TL;DR: We tested our previous text-only consistency score on two more datasets: Stanford Dogs and Flower102. We compared it to Xiaotong's vision-text score, which is computed based on generated images.
It worked very well and robustly (hopefully, there are no bugs in my code)!
Work in Progress: Visualization
Recall that our text-only score intuitively evaluates the degree to which the CLIP model understands a concept and how well it separates the target class from neighboring classes.
I want to create some visualizations to see what the classes with the lowest text consistency scores can tell us:
In the following figures, I plot the images of the class with the lowest text consistency score and the class they are most likely to be predicted as, in a left vs. right manner. Additionally, I indicate their accuracy and text consistency score above each pair.
Ideally, we want to determine why a class is misclassified: is it because the CLIP model doesn't understand the concept of the class, or because it can't distinguish the class from its neighboring classes? Or maybe both?
Example of Lack of Knowledge
Let's start with a patch of plot of the Flower102 dataset (The complete high-resolution plot is available at: https://github.com/ywugwu/CSCI-6212/blob/main/_posts/imgs2/Flower102_lowest_type_1_plus_2_plus_3_text_consistency_score.png?raw=true):
We plot the images of the class that has the lowest text consistency score vs the images that're mostly predicted by CLIP:
The two flowers do not look similar, but CLIP most likely predicts the left red flowers as the right purple flowers. Intuitively, CLIP understands the right purple flower quite well, as it has a high text consistency score and accuracy. In addition, the red flower doesn't look similar to the purple flower. Seemingly, the left red flower is misclassified because CLIP can't understand what it is.
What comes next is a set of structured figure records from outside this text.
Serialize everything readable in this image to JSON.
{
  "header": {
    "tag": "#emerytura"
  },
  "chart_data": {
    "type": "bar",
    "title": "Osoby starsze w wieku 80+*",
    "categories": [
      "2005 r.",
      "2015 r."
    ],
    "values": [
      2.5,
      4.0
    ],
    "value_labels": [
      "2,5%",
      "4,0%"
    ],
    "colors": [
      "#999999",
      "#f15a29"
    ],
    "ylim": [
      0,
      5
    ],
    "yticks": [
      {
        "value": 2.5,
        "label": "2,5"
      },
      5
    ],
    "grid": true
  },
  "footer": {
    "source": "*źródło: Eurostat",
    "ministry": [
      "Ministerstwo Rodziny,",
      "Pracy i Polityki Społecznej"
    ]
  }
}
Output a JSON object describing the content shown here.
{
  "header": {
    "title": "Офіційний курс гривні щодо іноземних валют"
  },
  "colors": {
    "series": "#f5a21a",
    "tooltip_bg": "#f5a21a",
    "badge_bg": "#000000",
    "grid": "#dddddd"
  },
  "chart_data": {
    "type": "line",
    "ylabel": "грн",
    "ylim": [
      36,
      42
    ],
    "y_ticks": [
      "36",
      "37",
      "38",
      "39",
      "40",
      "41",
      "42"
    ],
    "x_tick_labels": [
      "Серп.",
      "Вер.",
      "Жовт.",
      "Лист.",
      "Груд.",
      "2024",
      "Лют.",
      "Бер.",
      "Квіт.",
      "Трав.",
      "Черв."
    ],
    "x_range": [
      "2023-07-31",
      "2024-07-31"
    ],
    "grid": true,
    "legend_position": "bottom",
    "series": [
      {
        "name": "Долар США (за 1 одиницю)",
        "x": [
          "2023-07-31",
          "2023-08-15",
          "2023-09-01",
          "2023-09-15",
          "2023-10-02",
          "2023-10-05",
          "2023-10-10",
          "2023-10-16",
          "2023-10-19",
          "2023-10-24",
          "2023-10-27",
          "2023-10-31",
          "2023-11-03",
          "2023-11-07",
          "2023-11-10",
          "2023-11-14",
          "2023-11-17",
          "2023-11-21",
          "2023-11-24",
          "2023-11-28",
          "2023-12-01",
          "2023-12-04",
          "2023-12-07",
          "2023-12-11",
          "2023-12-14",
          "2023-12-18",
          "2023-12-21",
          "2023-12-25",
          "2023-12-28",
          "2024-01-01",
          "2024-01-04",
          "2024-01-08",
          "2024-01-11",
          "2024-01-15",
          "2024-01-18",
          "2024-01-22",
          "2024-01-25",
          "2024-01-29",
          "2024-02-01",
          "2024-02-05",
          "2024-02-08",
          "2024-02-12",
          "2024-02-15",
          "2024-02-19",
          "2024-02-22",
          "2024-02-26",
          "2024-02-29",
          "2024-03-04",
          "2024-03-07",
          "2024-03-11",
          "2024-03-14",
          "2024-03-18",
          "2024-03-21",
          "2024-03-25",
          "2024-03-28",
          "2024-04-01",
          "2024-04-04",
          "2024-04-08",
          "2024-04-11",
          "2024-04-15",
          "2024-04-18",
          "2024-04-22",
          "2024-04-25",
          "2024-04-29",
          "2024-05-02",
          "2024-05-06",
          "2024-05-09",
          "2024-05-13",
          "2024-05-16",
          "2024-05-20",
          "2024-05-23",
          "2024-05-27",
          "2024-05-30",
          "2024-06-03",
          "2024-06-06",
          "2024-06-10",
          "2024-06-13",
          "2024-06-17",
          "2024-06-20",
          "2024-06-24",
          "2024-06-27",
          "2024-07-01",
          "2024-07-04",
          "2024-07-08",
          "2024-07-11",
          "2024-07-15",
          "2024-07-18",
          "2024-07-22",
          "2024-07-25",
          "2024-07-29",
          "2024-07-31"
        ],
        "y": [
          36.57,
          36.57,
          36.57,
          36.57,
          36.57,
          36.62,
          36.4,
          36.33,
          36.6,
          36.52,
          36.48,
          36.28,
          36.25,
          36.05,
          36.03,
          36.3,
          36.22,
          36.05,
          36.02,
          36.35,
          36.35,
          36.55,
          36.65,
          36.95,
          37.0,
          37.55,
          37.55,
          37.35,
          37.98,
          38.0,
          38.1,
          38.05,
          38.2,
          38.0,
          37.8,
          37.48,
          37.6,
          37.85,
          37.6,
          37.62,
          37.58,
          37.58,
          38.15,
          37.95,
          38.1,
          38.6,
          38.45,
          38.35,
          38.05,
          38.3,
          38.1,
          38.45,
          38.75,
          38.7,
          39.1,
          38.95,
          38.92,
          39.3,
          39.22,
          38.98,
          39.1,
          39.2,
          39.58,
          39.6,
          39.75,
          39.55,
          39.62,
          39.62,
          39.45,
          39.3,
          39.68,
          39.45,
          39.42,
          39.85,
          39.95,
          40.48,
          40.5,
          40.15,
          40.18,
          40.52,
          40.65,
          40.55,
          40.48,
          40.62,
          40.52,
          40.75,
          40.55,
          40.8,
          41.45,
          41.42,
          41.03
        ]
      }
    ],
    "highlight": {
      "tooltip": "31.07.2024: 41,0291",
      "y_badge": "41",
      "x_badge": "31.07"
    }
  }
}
Example of Appearance Confusion (Need More Scores to Support)
Next, let's look at an example from the Stanford Dogs dataset: these two dogs are, in my opinion, misclassified because they are so similar in appearance. We can also see their text consistency score, and accuracy are similar.
Our consistency score is composed of summing different text consistency scores: at least we have a semantic understanding score and a class confusion score. I think I should also indicate the separate text consistency scores, as they could explain a lot.